The α-λ metric compares the actual RUL to the predicted RUL with converging α bounds that provides an accuracy region. The α bounds are application specific and a prediction is correct if it falls within the alpha bounds. From Fig. 6, the prognostic algorithm performs well as its accuracy improves quickly with time within the 30 % bounds. However, there are points on the RUL trajectory that lies outside the accuracy zone towards the end of useful life which is a behavior reportedly observed in [20] as well. This behavior could be attributed to unsteady vibration levels as the accumulated damage in the bearing becomes sizeable and could perhaps be addressed by lowering the failure threshold limit. Besides the RUL estimate, most of the lower confidence bound, which is important for conservative estimate of the RUL prediction are close to the lower 30 % accuracy bound as well.

8 Conclusion

In this study, the use of SKF is applied for fault detection and RUL estimation. The method is applied to both simulated data and actual helicopter gearbox bearing with promising results. The SKF model allows for degradation processes to evolve through time from which the underlying dynamical process would be inferred accordingly. The advantages of this approach are that it does not depend on a fixed threshold for fault detection and it can model the different degradation processes as they evolve.
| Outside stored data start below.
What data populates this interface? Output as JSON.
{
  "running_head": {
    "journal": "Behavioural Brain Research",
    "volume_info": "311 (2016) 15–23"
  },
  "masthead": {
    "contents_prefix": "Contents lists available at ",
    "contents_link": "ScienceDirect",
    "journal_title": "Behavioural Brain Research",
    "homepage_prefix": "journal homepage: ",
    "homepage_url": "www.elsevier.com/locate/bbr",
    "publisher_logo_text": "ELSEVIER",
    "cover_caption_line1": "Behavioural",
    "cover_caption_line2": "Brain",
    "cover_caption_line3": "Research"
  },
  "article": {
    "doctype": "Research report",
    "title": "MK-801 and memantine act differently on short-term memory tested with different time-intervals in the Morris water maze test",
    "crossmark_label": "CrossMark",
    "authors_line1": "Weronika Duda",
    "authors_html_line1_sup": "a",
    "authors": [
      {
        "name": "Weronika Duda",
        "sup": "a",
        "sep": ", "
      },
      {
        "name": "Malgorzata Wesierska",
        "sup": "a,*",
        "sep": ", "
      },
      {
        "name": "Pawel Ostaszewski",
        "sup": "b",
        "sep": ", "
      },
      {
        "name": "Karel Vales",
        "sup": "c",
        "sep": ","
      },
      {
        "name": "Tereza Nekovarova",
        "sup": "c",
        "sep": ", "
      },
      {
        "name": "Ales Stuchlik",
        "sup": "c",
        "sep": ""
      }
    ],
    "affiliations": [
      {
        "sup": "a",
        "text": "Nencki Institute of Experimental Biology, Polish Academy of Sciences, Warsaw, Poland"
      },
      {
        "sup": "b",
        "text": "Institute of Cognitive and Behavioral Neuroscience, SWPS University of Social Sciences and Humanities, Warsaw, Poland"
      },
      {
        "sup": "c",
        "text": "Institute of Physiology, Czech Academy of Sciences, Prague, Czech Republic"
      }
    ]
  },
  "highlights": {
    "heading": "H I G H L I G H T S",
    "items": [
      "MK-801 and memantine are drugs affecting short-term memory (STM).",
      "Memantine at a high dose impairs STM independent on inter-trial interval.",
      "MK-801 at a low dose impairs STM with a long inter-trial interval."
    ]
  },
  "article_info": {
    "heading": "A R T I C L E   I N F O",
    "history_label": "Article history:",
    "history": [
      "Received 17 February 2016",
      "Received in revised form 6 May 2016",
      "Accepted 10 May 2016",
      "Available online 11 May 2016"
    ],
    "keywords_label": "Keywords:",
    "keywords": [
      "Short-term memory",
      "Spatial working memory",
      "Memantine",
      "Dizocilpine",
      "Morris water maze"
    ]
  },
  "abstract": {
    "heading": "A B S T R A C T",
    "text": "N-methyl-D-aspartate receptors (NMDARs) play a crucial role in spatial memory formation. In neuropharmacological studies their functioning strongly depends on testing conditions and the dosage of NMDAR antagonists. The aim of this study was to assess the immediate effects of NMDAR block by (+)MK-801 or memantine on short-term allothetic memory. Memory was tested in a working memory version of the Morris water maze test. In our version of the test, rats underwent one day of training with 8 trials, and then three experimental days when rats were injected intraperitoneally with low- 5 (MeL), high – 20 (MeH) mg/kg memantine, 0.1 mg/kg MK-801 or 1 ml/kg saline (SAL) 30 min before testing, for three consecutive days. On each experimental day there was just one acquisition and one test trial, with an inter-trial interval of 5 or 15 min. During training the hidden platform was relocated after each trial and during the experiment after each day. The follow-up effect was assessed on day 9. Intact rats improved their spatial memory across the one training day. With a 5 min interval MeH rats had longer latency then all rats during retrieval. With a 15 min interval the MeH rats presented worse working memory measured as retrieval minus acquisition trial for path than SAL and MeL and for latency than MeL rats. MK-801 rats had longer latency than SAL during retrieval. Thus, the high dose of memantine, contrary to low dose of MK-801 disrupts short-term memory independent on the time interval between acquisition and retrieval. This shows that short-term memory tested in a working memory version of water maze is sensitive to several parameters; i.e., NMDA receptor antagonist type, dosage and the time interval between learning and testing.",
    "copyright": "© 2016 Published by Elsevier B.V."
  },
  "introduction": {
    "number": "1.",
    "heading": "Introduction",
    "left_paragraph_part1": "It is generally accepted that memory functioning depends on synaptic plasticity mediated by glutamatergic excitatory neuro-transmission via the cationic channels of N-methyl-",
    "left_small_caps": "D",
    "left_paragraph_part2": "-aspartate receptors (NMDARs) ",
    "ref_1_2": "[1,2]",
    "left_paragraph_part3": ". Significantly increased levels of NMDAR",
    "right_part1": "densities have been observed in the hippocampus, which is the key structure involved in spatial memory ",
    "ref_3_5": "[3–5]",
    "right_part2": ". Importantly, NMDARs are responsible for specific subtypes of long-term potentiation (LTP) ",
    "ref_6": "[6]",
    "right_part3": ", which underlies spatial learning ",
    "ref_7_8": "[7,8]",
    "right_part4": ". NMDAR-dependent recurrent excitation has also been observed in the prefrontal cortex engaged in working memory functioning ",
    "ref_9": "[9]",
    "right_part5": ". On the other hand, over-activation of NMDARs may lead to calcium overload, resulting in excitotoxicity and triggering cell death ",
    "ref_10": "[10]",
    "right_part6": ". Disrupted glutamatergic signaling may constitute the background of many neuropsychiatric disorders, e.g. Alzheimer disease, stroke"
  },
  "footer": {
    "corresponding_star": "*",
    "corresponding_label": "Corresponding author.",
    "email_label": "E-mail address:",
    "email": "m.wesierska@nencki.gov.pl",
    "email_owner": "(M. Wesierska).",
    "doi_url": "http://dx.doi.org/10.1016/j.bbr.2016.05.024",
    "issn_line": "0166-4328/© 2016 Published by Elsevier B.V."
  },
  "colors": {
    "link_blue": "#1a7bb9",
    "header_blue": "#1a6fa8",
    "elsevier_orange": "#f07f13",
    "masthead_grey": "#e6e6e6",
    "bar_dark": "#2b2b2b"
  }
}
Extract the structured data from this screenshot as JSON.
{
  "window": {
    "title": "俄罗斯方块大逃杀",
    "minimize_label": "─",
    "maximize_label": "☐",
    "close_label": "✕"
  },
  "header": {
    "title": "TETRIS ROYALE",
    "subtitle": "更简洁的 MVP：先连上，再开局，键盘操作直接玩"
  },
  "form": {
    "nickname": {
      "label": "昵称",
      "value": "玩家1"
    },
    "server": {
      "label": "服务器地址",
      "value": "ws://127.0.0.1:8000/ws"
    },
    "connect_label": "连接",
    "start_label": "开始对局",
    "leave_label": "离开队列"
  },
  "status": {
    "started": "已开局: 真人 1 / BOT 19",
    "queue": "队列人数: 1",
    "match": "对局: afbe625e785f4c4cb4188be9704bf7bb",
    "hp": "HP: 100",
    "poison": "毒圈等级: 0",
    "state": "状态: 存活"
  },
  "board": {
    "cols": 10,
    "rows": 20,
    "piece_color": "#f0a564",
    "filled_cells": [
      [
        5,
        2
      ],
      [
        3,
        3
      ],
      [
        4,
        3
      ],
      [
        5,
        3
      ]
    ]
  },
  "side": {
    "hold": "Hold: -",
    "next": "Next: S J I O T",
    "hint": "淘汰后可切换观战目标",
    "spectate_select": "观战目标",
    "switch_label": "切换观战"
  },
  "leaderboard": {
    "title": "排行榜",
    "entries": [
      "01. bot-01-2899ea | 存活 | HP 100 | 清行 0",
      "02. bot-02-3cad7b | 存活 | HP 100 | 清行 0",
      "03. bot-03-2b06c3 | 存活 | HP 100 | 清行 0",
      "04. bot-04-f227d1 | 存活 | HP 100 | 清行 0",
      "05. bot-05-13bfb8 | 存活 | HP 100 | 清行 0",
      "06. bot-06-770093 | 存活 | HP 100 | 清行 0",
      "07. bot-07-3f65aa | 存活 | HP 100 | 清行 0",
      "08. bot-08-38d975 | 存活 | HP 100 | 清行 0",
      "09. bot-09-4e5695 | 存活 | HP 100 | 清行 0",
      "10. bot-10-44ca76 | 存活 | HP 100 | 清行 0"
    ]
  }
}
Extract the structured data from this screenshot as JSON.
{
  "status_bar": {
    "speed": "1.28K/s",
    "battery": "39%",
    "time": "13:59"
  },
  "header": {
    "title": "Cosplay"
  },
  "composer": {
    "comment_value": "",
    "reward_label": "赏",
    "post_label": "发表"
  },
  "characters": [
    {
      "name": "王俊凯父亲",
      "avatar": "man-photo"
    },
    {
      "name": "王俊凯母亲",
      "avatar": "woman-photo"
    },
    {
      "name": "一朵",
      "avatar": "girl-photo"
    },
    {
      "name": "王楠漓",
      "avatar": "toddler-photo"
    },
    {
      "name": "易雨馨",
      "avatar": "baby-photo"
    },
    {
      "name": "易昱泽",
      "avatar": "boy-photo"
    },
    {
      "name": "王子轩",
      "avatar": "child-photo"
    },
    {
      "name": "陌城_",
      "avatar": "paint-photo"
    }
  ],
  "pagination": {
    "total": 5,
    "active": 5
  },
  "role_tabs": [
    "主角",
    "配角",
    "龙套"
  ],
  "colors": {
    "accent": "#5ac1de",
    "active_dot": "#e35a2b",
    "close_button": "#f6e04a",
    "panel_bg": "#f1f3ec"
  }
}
This approach also provides maintainers with more information for decision-making as a probabilistic measure of the state of bearing degradation is available. From the prognostic performance metric, it was shown that the RUL estimates have high accuracy when it is inferred that the degradation process is likely to be unstable. This in turn can provide maintainers with higher confidence on the predicted RUL for maintenance planning. A drawback of this method is that it requires frequent acquisition of measurement for the filter estimation which may not be readily available in practice.